A CUMBRIAN addiction recovery charity is leading a national drive to raise the status of peer-based support.

The Well Communities is campaigning for lived experience recovery organisations (LEROs) to be recognised on a par with statutory services like the NHS. 

In lived experience recovery people facing difficulties such as addiction and mental health problems are helped by peers who have personal experience of the same issues. 

The charity’s CEO and founder Dave Higham says this often works where other approaches fail.

The Westmorland Gazette: Dave Higham says that the lived experience approach works well for addiction recovery Dave Higham says that the lived experience approach works well for addiction recovery (Image: The Well Communities)

“In many services, it is the ‘professional’ and the ‘service user’. In LEROs the dynamics are different because we are on a level,” he says.

The Well Communities, which has hubs in Barrow and Kendal, will launch a new organisation called Cumbria Lived Experience Voices, in Kendal, on May 17. It is a coalition of nine local charities which specialise in peer-based support.

Recently Dave co-founded the College of Lived Experience Organisations and he is working with universities in the UK and Belgium.

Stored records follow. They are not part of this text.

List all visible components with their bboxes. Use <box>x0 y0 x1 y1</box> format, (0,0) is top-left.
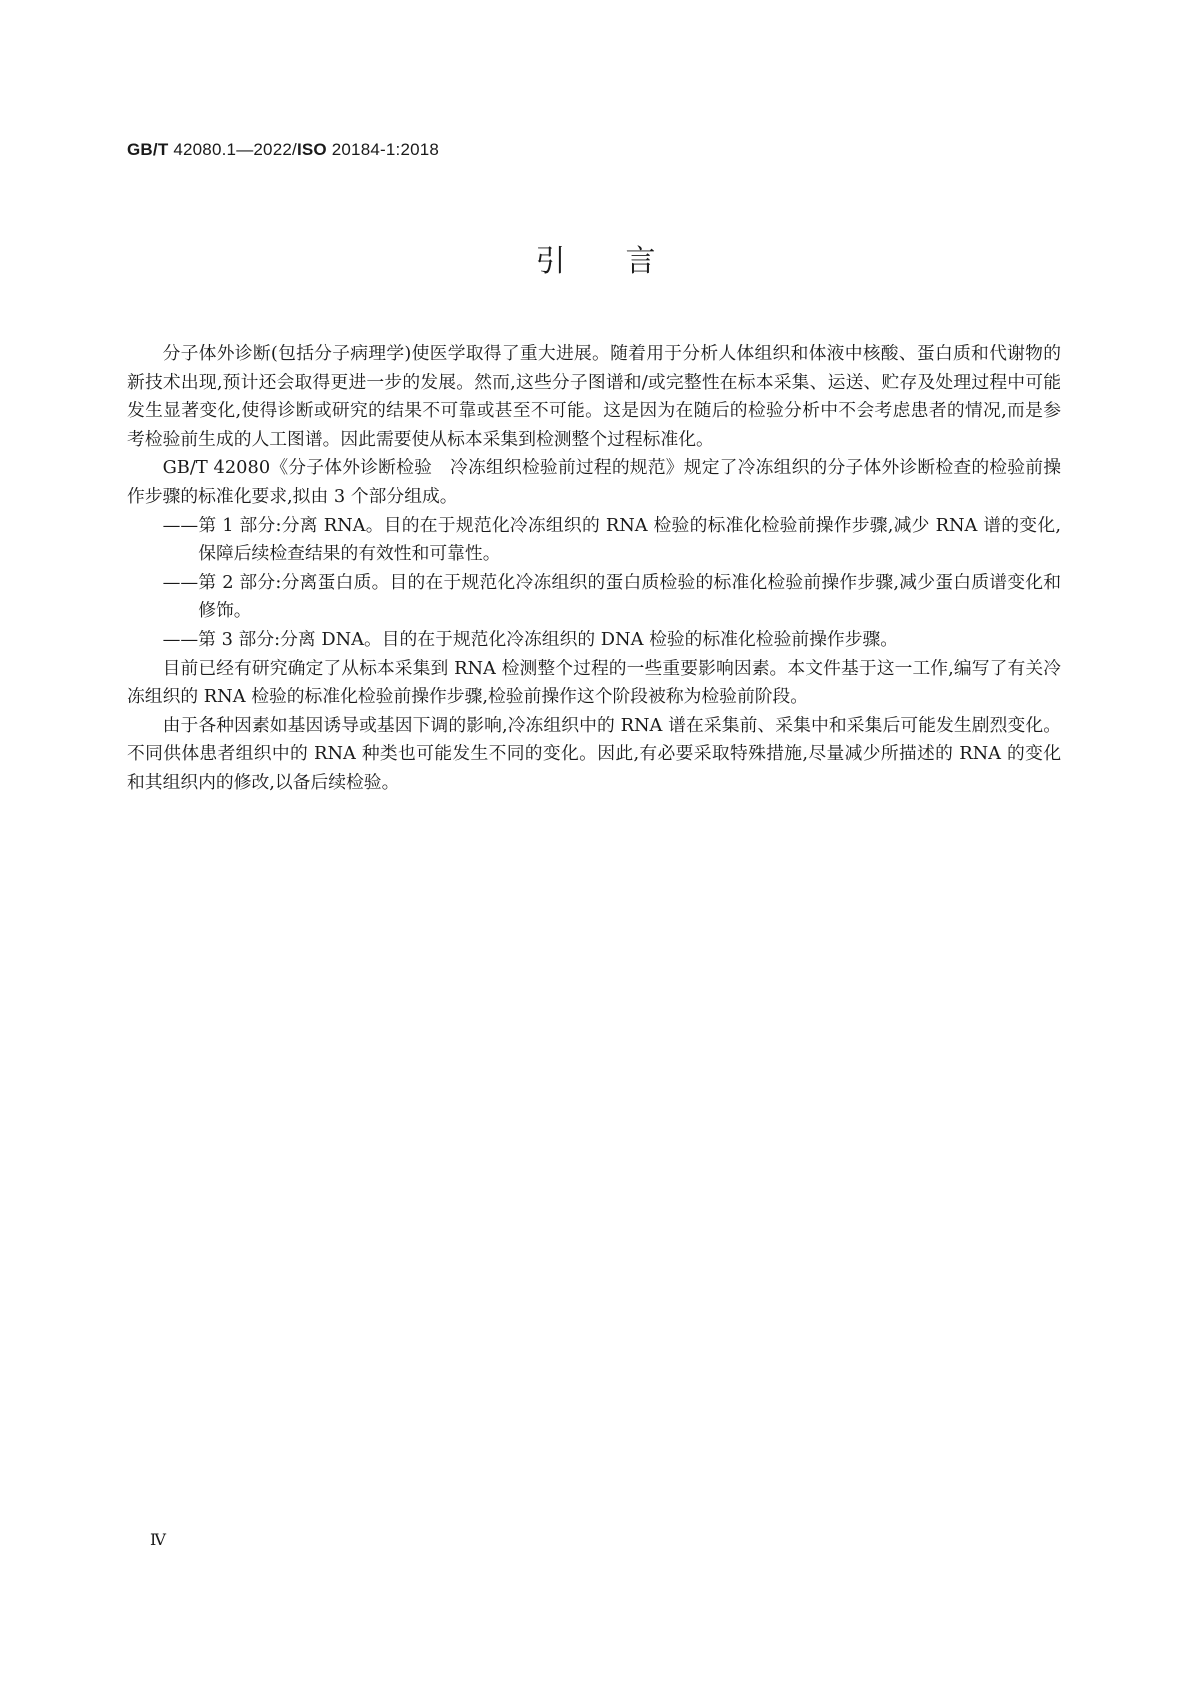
paragraph-intro: 分子体外诊断(包括分子病理学)使医学取得了重大进展。随着用于分析人体组织和体液中核酸、蛋白质和代谢物的新技术出现,预计还会取得更进一步的发展。然而,这些分子图谱和/或完整性在标本采集、运送、贮存及处理过程中可能发生显著变化,使得诊断或研究的结果不可靠或甚至不可能。这是因为在随后的检验分析中不会考虑患者的情况,而是参考检验前生成的人工图谱。因此需要使从标本采集到检测整个过程标准化。 <box>127 343 1061 450</box>
document-header <box>127 140 439 160</box>
list-item-part-1: ——第 1 部分:分离 RNA。目的在于规范化冷冻组织的 RNA 检验的标准化检验前操作步骤,减少 RNA 谱的变化,保障后续检查结果的有效性和可靠性。 <box>162 514 1061 565</box>
paragraph-rna-changes: 由于各种因素如基因诱导或基因下调的影响,冷冻组织中的 RNA 谱在采集前、采集中和采集后可能发生剧烈变化。不同供体患者组织中的 RNA 种类也可能发生不同的变化。因此,有必要采取特殊措施,尽量减少所描述的 RNA 的变化和其组织内的修改,以备后续检验。 <box>127 714 1061 793</box>
document-body <box>127 340 1061 798</box>
iso-prefix: ISO <box>296 140 327 159</box>
standard-prefix: GB/T <box>127 140 169 159</box>
page-title: 引言 <box>535 244 716 279</box>
page-number: Ⅳ <box>150 1530 166 1549</box>
paragraph-structure: GB/T 42080《分子体外诊断检验 冷冻组织检验前过程的规范》规定了冷冻组织的分子体外诊断检查的检验前操作步骤的标准化要求,拟由 3 个部分组成。 <box>127 457 1061 507</box>
paragraph-influencing-factors: 目前已经有研究确定了从标本采集到 RNA 检测整个过程的一些重要影响因素。本文件基于这一工作,编写了有关冷冻组织的 RNA 检验的标准化检验前操作步骤,检验前操作这个阶段被称为检验前阶段。 <box>127 657 1061 708</box>
iso-number: 20184-1:2018 <box>326 140 440 159</box>
list-item-part-3: ——第 3 部分:分离 DNA。目的在于规范化冷冻组织的 DNA 检验的标准化检验前操作步骤。 <box>162 628 899 650</box>
list-item-part-2: ——第 2 部分:分离蛋白质。目的在于规范化冷冻组织的蛋白质检验的标准化检验前操作步骤,减少蛋白质谱变化和修饰。 <box>162 571 1061 622</box>
standard-number: 42080.1—2022/ <box>168 140 297 159</box>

He says: “We want to bring together LEROs and showcase their success. We want to share best practice and work together to create a world-class service.

“There is not enough evidence around the impact of LEROs and the amazing work that they do, and we want to build that up.”

Dave explained how peer support helped him personally: “I was in and out of prison from the age of 16 to 37 and spent more time in prison than in the community,” he said.

READ MORE: The Well CEO David Higham shortlisted for Penal Reform awards

“I would come out of prison and have nowhere to live. I felt isolated and tempted to go back to the old ways. I went to services but felt alone.

“My last sentence was at Lancaster Castle, and I saw someone I knew. The first seed of hope was sown by this person who I had been to prison with, and taken drugs with when I was 16. He said, there’s another way Dave. He gave me hope I could change.

“I felt I wasn’t on my own and I made a decision right there that I would do whatever it takes. And I have never had drugs or alcohol since, in 17 years." 

Most of the staff at The Well Communities have lived experience.

“The Well Communities started with just me and now we have 70 staff and 60 per cent of them are the very people who have been on the brink of death and have walked into our organisation looking for help,” says Dave.

The Well Communities is one of the charities being supported by Cartmel Racecourse this year. Staff and supporters from The Well Communities will attend the race day on May 29 to raise awareness and fundraise.